What is Real Education?

8d. Real Education

As I wrote earlier, many of our educational institutions have become control devices to instill economic objectives into people. They have lost contact with the whole point of education – to draw out and extend the abilities of the individual. To help humans become ourselves, not slaves living a meaningless existence. Real education starts with you, the individual and your thoughts, values, dreams, ideas and needs. Anything that doesn’t is a form of indoctrination.

As a lecturer at one of the top FE colleges in the UK, I attended a conference on the role of learning for adults and later emailed a senior member of the government body in charge at the time to enquire whether he thought ‘the development of human potential’ was part of their educational remit. I was directed to the ‘key tasks’ which were all related to numbers of people achieving particular levels of qualifications. Any personal benefit to the learner’s own potential was thought secondary to the output of qualifications achieved.

I saw that much provision in the education sector was, and continues to be, actually ‘anti-educational’. For many people it provides little more than a lifelong distrust of formal learning experiences with their externally imposed assessments, milestones, targets, outputs, cohorts and so on.

The percentage that ‘make-it’ educationally to doctorates is very small and how relevant is this to human potential as a whole? By then their level of specialisation within ‘the system’ is entrenched. It often prevents any innovative thinking and any fundamental questioning of that system.

Mostly, an ‘integrative’, holistic approach is needed to innovate and this is unlikely within a specialist and often dogmatic framework of educational reference. Creative input into the educational system is blocked and has been since the last Educational Reform Act. Even the then Secretary of State for Education, was heard to utter concerns about the future of creativity in learning and thinking.

Dr. A Bartlett Giamatti was once President of Yale University and included in a freshman address.

I believe a liberal education is an education in the root meaning of liberal – liber, ‘free – the liberty of the mind free to explore itself, free to draw itself out, to connect with other minds and spirits in the quest for truth. Its goal is to train the whole person to be at once intellectually discerning and humanly flexible, tough-minded and open hearted; to be responsive to the new and responsible for values that make us civilised. It is to teach us to meet what is new and different with reasoned judgement and humanity.”

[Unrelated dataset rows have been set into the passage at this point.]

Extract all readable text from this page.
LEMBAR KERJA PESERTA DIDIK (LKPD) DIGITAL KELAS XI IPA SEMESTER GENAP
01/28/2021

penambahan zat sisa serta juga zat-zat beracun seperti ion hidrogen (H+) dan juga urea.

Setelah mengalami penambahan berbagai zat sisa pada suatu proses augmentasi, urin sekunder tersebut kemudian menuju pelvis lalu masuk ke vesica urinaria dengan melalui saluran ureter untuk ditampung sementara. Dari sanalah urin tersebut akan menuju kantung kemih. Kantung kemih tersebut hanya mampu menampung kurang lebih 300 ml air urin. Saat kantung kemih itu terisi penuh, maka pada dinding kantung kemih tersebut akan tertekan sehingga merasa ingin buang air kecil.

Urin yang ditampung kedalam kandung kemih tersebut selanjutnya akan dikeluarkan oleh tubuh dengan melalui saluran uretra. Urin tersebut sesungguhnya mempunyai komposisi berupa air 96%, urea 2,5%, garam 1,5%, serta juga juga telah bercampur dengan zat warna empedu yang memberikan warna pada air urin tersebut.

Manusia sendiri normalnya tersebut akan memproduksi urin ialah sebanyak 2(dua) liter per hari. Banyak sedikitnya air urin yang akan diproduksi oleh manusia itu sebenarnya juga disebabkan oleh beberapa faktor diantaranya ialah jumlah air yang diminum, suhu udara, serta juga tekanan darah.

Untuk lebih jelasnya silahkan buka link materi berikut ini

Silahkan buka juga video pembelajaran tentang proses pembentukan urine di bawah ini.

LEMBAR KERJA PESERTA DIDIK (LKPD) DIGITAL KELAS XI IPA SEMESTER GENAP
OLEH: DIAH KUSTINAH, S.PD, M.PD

Education in its ideal sense is a positive force for human evolution, in that if we are ‘going somewhere’, as individuals, communities or as a species, it can help us discover the way. My own experience as a college lecturer is that formal education generally seems to be getting further away from this ‘discovery’ ideal and more rigid and dogmatic in its application, although there are notable exceptions to this, usually found in unique teachers who are adaptive to the situation and fired-up with their subject.

Having studied teaching at a post-graduate level, and having worked as an adult educator for a dozen years, I became aware of how the education system we have often puts people off wanting to learn anything for their entire lives. Yet learning is a very natural part of being human. We hardly need institutions for this. We learn quite naturally from each other. We are born as natural learners in so many ways. A good teacher will enhance this learning process that occurs naturally and tune it to the person or group concerned.

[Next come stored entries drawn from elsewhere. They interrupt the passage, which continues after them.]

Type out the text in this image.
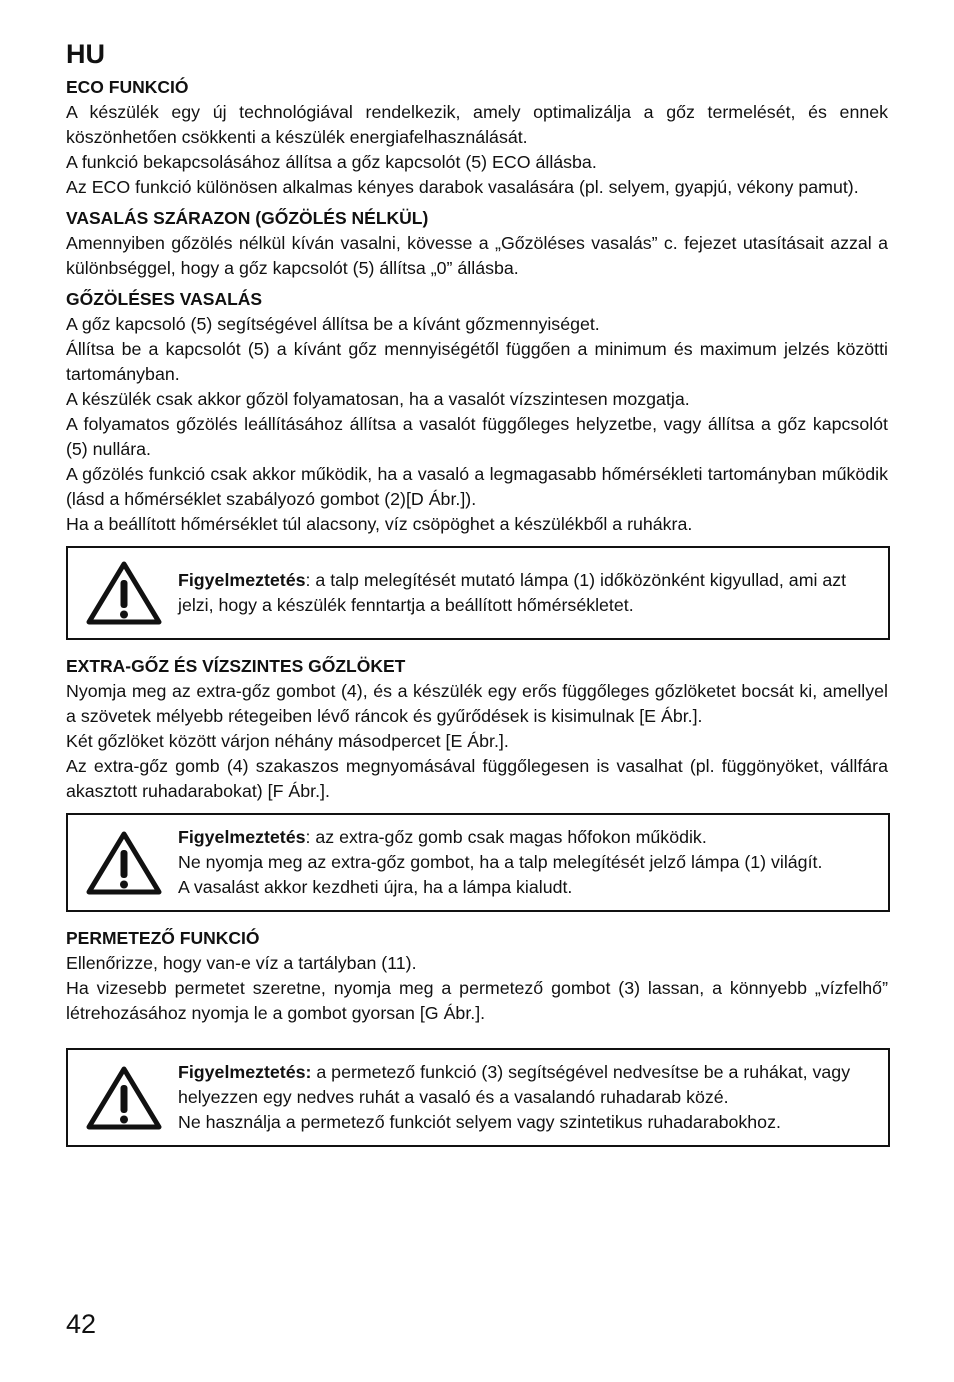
HU
ECO FUNKCIÓ

A készülék egy új technológiával rendelkezik, amely optimalizálja a gőz termelését, és ennek köszönhetően csökkenti a készülék energiafelhasználását.

A funkció bekapcsolásához állítsa a gőz kapcsolót (5) ECO állásba.

Az ECO funkció különösen alkalmas kényes darabok vasalására (pl. selyem, gyapjú, vékony pamut).

VASALÁS SZÁRAZON (GŐZÖLÉS NÉLKÜL)

Amennyiben gőzölés nélkül kíván vasalni, kövesse a „Gőzöléses vasalás” c. fejezet utasításait azzal a különbséggel, hogy a gőz kapcsolót (5) állítsa „0” állásba.

GŐZÖLÉSES VASALÁS

A gőz kapcsoló (5) segítségével állítsa be a kívánt gőzmennyiséget.

Állítsa be a kapcsolót (5) a kívánt gőz mennyiségétől függően a minimum és maximum jelzés közötti tartományban.

A készülék csak akkor gőzöl folyamatosan, ha a vasalót vízszintesen mozgatja.

A folyamatos gőzölés leállításához állítsa a vasalót függőleges helyzetbe, vagy állítsa a gőz kapcsolót (5) nullára.

A gőzölés funkció csak akkor működik, ha a vasaló a legmagasabb hőmérsékleti tartományban működik (lásd a hőmérséklet szabályozó gombot (2)[D Ábr.]).

Ha a beállított hőmérséklet túl alacsony, víz csöpöghet a készülékből a ruhákra.

Figyelmeztetés: a talp melegítését mutató lámpa (1) időközönként kigyullad, ami azt jelzi, hogy a készülék fenntartja a beállított hőmérsékletet.
EXTRA-GŐZ ÉS VÍZSZINTES GŐZLÖKET

Nyomja meg az extra-gőz gombot (4), és a készülék egy erős függőleges gőzlöketet bocsát ki, amellyel a szövetek mélyebb rétegeiben lévő ráncok és gyűrődések is kisimulnak [E Ábr.].

Két gőzlöket között várjon néhány másodpercet [E Ábr.].

Az extra-gőz gomb (4) szakaszos megnyomásával függőlegesen is vasalhat (pl. függönyöket, vállfára akasztott ruhadarabokat) [F Ábr.].

Figyelmeztetés: az extra-gőz gomb csak magas hőfokon működik.
Ne nyomja meg az extra-gőz gombot, ha a talp melegítését jelző lámpa (1) világít.
A vasalást akkor kezdheti újra, ha a lámpa kialudt.
PERMETEZŐ FUNKCIÓ

Ellenőrizze, hogy van-e víz a tartályban (11).

Ha vizesebb permetet szeretne, nyomja meg a permetező gombot (3) lassan, a könnyebb „vízfelhő” létrehozásához nyomja le a gombot gyorsan [G Ábr.].

Figyelmeztetés: a permetező funkció (3) segítségével nedvesítse be a ruhákat, vagy helyezzen egy nedves ruhát a vasaló és a vasalandó ruhadarab közé.
Ne használja a permetező funkciót selyem vagy szintetikus ruhadarabokhoz.
42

When I was teaching the ‘imposed curriculum’ at ‘A’ level and beyond (16 years plus) I would often think of something called ‘gavage’. The college was an exam factory and the students are like the geese who produce ‘Pate de Foi Gras’, the teachers engaged in an act of ‘mental gavage’, massaging their minds instead of their throats and cramming their brains with information and techniques to pass the exams so the college can maximise funding.

The root idea of ‘education’ comes from the root Latin word ‘educere’ – to ‘lead out’ to extend the mind – was long gone in an institution that like nearly every other is now fiscally managed and led. Community based learning follows Greek patterns rather than the Roman.

For example Socratic dialogue is a formal method by which a small group (5-15 people), guided by a facilitator, find precise answers to a universal question. In the Roman model, a pedagog is someone who educates people. The educator, academic, faculty member, academician, an educator who works at a college or university is the expert responsible for ‘passing down’ the information to their hopefully eager-eared and receptive students.

This is not education, it is indoctrination and people seem to have forgotten the difference.